Field value matches the specified value(s). Use parentheses for multiple values.

severity_id in (4,5,6)

notin

Field value does NOT match the specified value(s).

status_id notin (0,99)

contains

Field value contains the specified substring.

message contains ransomware

between

Field value falls between two values (inclusive). Separate with comma.

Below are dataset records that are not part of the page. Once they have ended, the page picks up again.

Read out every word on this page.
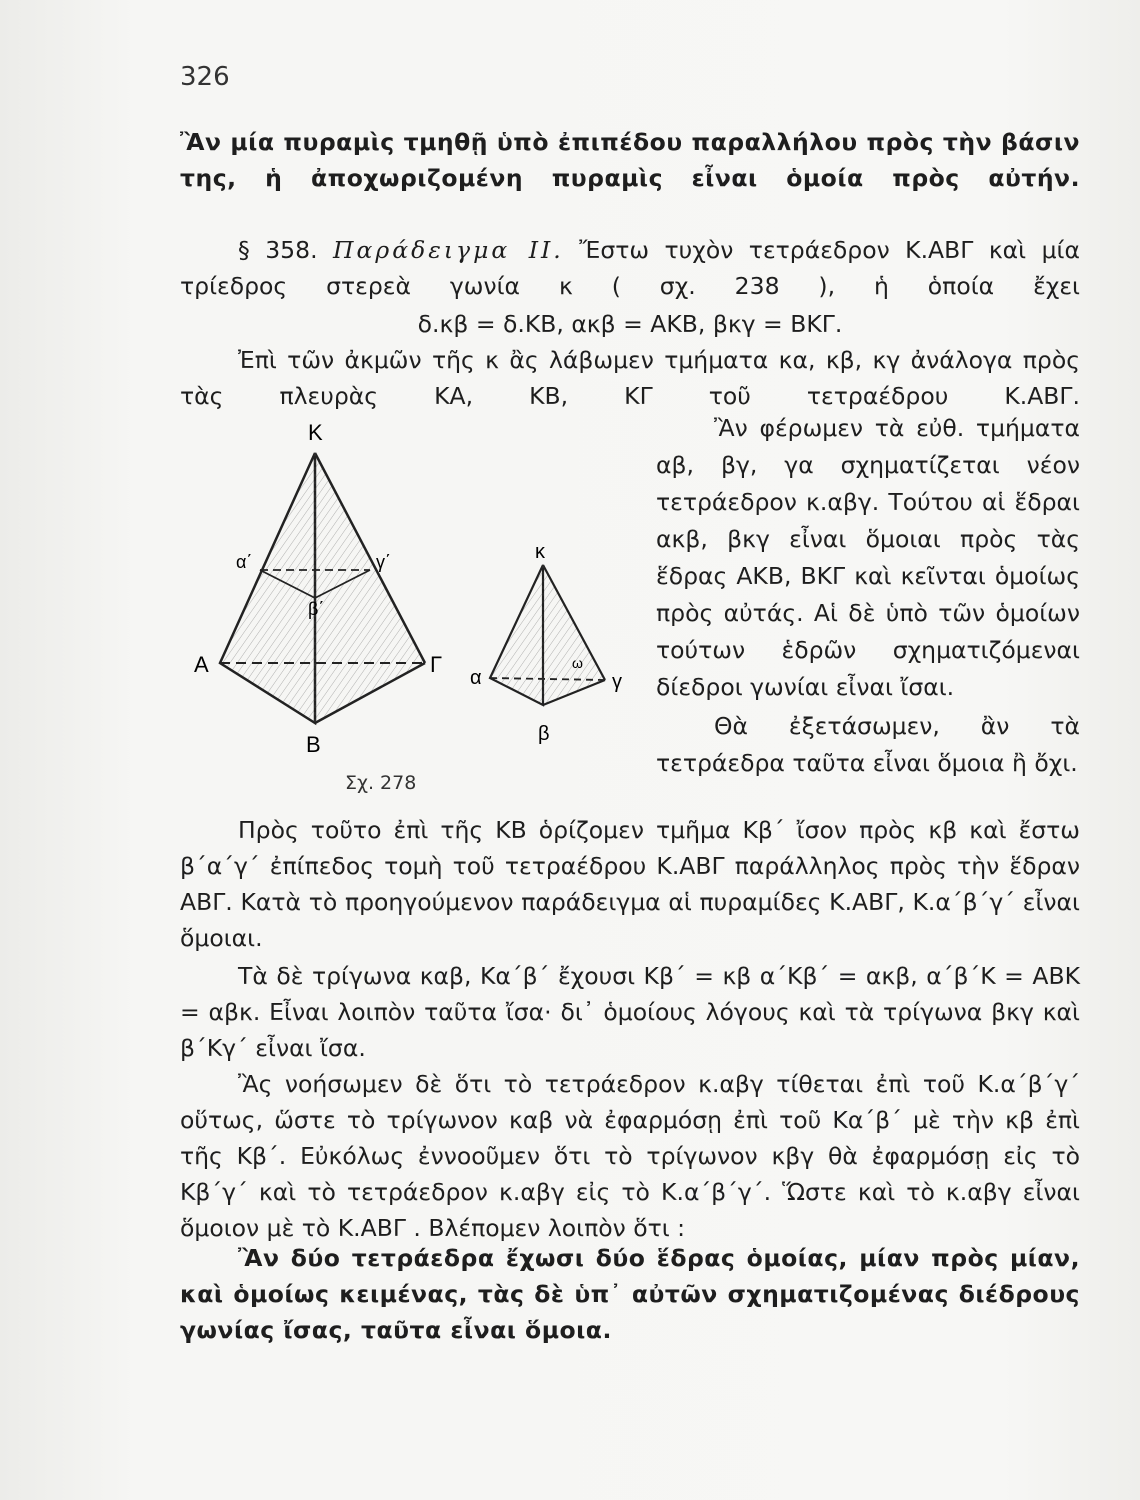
326

Ἂν μία πυραμὶς τμηθῇ ὑπὸ ἐπιπέδου παραλλήλου πρὸς τὴν βάσιν της, ἡ ἀποχωριζομένη πυραμὶς εἶναι ὁμοία πρὸς αὐτήν.

§ 358. Παράδειγμα ΙΙ. Ἔστω τυχὸν τετράεδρον Κ.ΑΒΓ καὶ μία τρίεδρος στερεὰ γωνία κ ( σχ. 238 ), ἡ ὁποία ἔχει

δ.κβ = δ.ΚΒ, ακβ = ΑΚΒ, βκγ = ΒΚΓ.

Ἐπὶ τῶν ἀκμῶν τῆς κ ἂς λάβωμεν τμήματα κα, κβ, κγ ἀνάλογα πρὸς τὰς πλευρὰς ΚΑ, ΚΒ, ΚΓ τοῦ τετραέδρου Κ.ΑΒΓ.

Ἂν φέρωμεν τὰ εὐθ. τμήματα αβ, βγ, γα σχηματίζεται νέον τετράεδρον κ.αβγ. Τούτου αἱ ἕδραι ακβ, βκγ εἶναι ὅμοιαι πρὸς τὰς ἕδρας ΑΚΒ, ΒΚΓ καὶ κεῖνται ὁμοίως πρὸς αὐτάς. Αἱ δὲ ὑπὸ τῶν ὁμοίων τούτων ἑδρῶν σχηματιζόμεναι δίεδροι γωνίαι εἶναι ἴσαι.

Θὰ ἐξετάσωμεν, ἂν τὰ τετράεδρα ταῦτα εἶναι ὅμοια ἢ ὄχι.

Κ
Α
Β
Γ
α΄
β΄
γ΄	κ
α
β
γ
ω
Σχ. 278

Πρὸς τοῦτο ἐπὶ τῆς ΚΒ ὁρίζομεν τμῆμα Κβ΄ ἴσον πρὸς κβ καὶ ἔστω β΄α΄γ΄ ἐπίπεδος τομὴ τοῦ τετραέδρου Κ.ΑΒΓ παράλληλος πρὸς τὴν ἕδραν ΑΒΓ. Κατὰ τὸ προηγούμενον παράδειγμα αἱ πυραμίδες Κ.ΑΒΓ, Κ.α΄β΄γ΄ εἶναι ὅμοιαι.

Τὰ δὲ τρίγωνα καβ, Κα΄β΄ ἔχουσι Κβ΄ = κβ α΄Κβ΄ = ακβ, α΄β΄Κ = ΑΒΚ = αβκ. Εἶναι λοιπὸν ταῦτα ἴσα· δι᾽ ὁμοίους λόγους καὶ τὰ τρίγωνα βκγ καὶ β΄Κγ΄ εἶναι ἴσα.

Ἂς νοήσωμεν δὲ ὅτι τὸ τετράεδρον κ.αβγ τίθεται ἐπὶ τοῦ Κ.α΄β΄γ΄ οὕτως, ὥστε τὸ τρίγωνον καβ νὰ ἐφαρμόσῃ ἐπὶ τοῦ Κα΄β΄ μὲ τὴν κβ ἐπὶ τῆς Κβ΄. Εὐκόλως ἐννοοῦμεν ὅτι τὸ τρίγωνον κβγ θὰ ἐφαρμόσῃ εἰς τὸ Κβ΄γ΄ καὶ τὸ τετράεδρον κ.αβγ εἰς τὸ Κ.α΄β΄γ΄. Ὥστε καὶ τὸ κ.αβγ εἶναι ὅμοιον μὲ τὸ Κ.ΑΒΓ . Βλέπομεν λοιπὸν ὅτι :

Ἂν δύο τετράεδρα ἔχωσι δύο ἕδρας ὁμοίας, μίαν πρὸς μίαν, καὶ ὁμοίως κειμένας, τὰς δὲ ὑπ᾽ αὐτῶν σχηματιζομένας διέδρους γωνίας ἴσας, ταῦτα εἶναι ὅμοια.
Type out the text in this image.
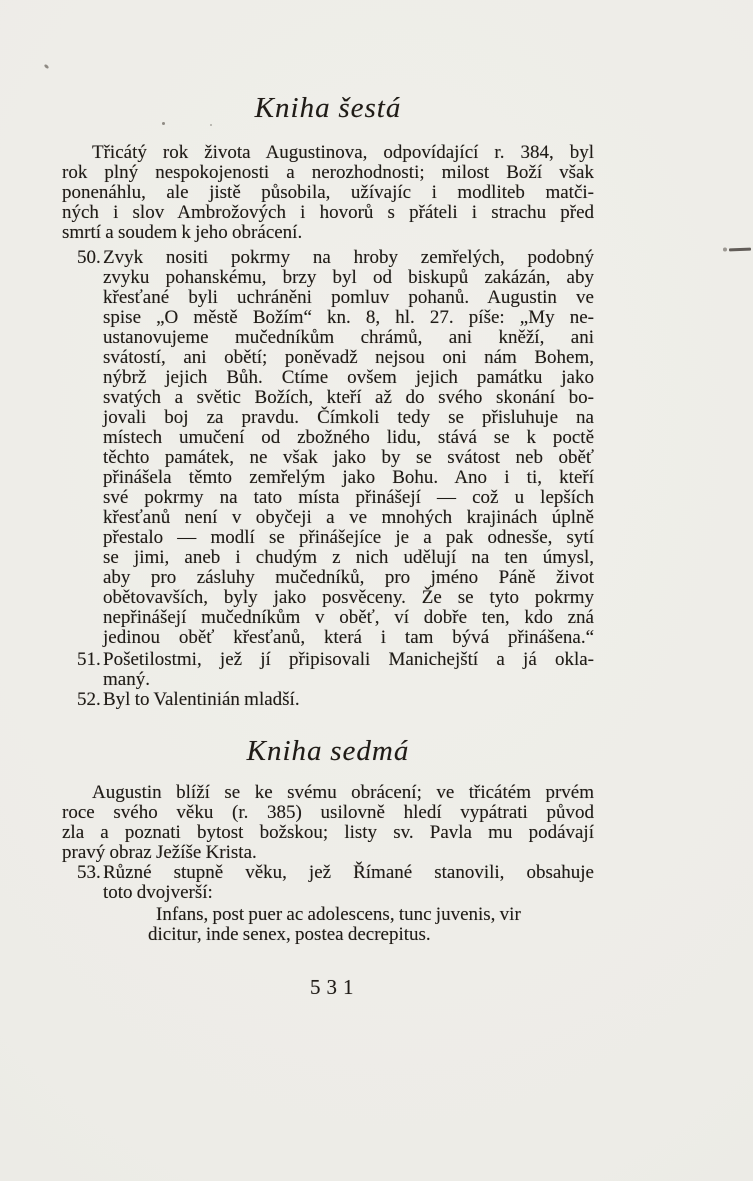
Kniha šestá
Třicátý rok života Augustinova, odpovídající r. 384, byl
rok plný nespokojenosti a nerozhodnosti; milost Boží však
ponenáhlu, ale jistě působila, užívajíc i modliteb matči-
ných i slov Ambrožových i hovorů s přáteli i strachu před
smrtí a soudem k jeho obrácení.
50. Zvyk nositi pokrmy na hroby zemřelých, podobný
zvyku pohanskému, brzy byl od biskupů zakázán, aby
křesťané byli uchráněni pomluv pohanů. Augustin ve
spise „O městě Božím“ kn. 8, hl. 27. píše: „My ne-
ustanovujeme mučedníkům chrámů, ani kněží, ani
svátostí, ani obětí; poněvadž nejsou oni nám Bohem,
nýbrž jejich Bůh. Ctíme ovšem jejich památku jako
svatých a světic Božích, kteří až do svého skonání bo-
jovali boj za pravdu. Čímkoli tedy se přisluhuje na
místech umučení od zbožného lidu, stává se k poctě
těchto památek, ne však jako by se svátost neb oběť
přinášela těmto zemřelým jako Bohu. Ano i ti, kteří
své pokrmy na tato místa přinášejí — což u lepších
křesťanů není v obyčeji a ve mnohých krajinách úplně
přestalo — modlí se přinášejíce je a pak odnesše, sytí
se jimi, aneb i chudým z nich udělují na ten úmysl,
aby pro zásluhy mučedníků, pro jméno Páně život
obětovavších, byly jako posvěceny. Že se tyto pokrmy
nepřinášejí mučedníkům v oběť, ví dobře ten, kdo zná
jedinou oběť křesťanů, která i tam bývá přinášena.“
51. Pošetilostmi, jež jí připisovali Manichejští a já okla-
maný.
52. Byl to Valentinián mladší.
Kniha sedmá
Augustin blíží se ke svému obrácení; ve třicátém prvém
roce svého věku (r. 385) usilovně hledí vypátrati původ
zla a poznati bytost božskou; listy sv. Pavla mu podávají
pravý obraz Ježíše Krista.
53. Různé stupně věku, jež Římané stanovili, obsahuje
toto dvojverší:
Infans, post puer ac adolescens, tunc juvenis, vir
dicitur, inde senex, postea decrepitus.
531
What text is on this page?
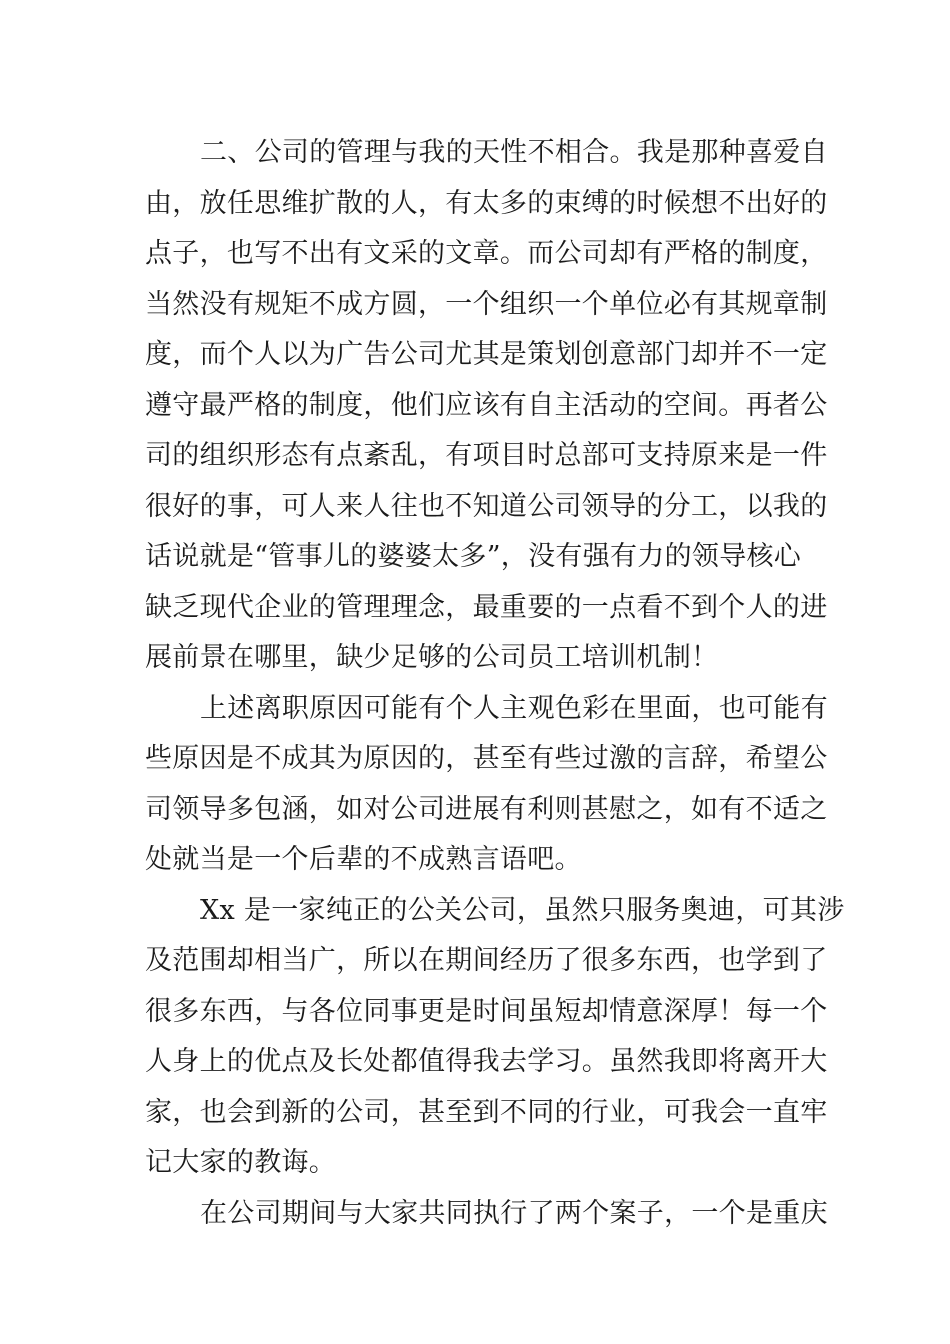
二、公司的管理与我的天性不相合。我是那种喜爱自
由，放任思维扩散的人，有太多的束缚的时候想不出好的
点子，也写不出有文采的文章。而公司却有严格的制度，
当然没有规矩不成方圆，一个组织一个单位必有其规章制
度，而个人以为广告公司尤其是策划创意部门却并不一定
遵守最严格的制度，他们应该有自主活动的空间。再者公
司的组织形态有点紊乱，有项目时总部可支持原来是一件
很好的事，可人来人往也不知道公司领导的分工，以我的
话说就是“管事儿的婆婆太多”，没有强有力的领导核心
缺乏现代企业的管理理念，最重要的一点看不到个人的进
展前景在哪里，缺少足够的公司员工培训机制！
上述离职原因可能有个人主观色彩在里面，也可能有
些原因是不成其为原因的，甚至有些过激的言辞，希望公
司领导多包涵，如对公司进展有利则甚慰之，如有不适之
处就当是一个后辈的不成熟言语吧。
Xx 是一家纯正的公关公司，虽然只服务奥迪，可其涉
及范围却相当广，所以在期间经历了很多东西，也学到了
很多东西，与各位同事更是时间虽短却情意深厚！每一个
人身上的优点及长处都值得我去学习。虽然我即将离开大
家，也会到新的公司，甚至到不同的行业，可我会一直牢
记大家的教诲。
在公司期间与大家共同执行了两个案子，一个是重庆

traffic.bytes between 1000,50000

Combining Conditions

Use "and" to combine multiple conditions. For example: severity_id in (4,5) and metadata.product.name in CrowdStrike

Nested Field Paths

Access nested fields using dot notation. Common paths include:

Path

Description

metadata.product.name

The security product that generated the event (e.g., CrowdStrike, Qualys)

src_endpoint.ip

Source IP address

dst_endpoint.ip

Destination IP address

device.name

Device hostname

user.name

Username

finding.severity

Finding severity level

Note: The widget's Time Range setting automatically filters by time — you do not need to include time filters in the Query field.

Query Examples for Network Activity Ports

Scenario

Query

Only from a specific subnet

src_endpoint.ip in 10.0.1.*

Exclude internal traffic

dst_endpoint.ip notin 10.0.0.*

Only Palo Alto traffic

metadata.product.name in PaloAlto

Only TCP connections

connection_info.protocol_name in TCP

Interactive Features

  • Hover over any point to see the port number, connection count, and alert description (if alerted).
  • Use 'Show Non-Alerted Ports' and 'Show Alerted Ports' toggles to filter the display.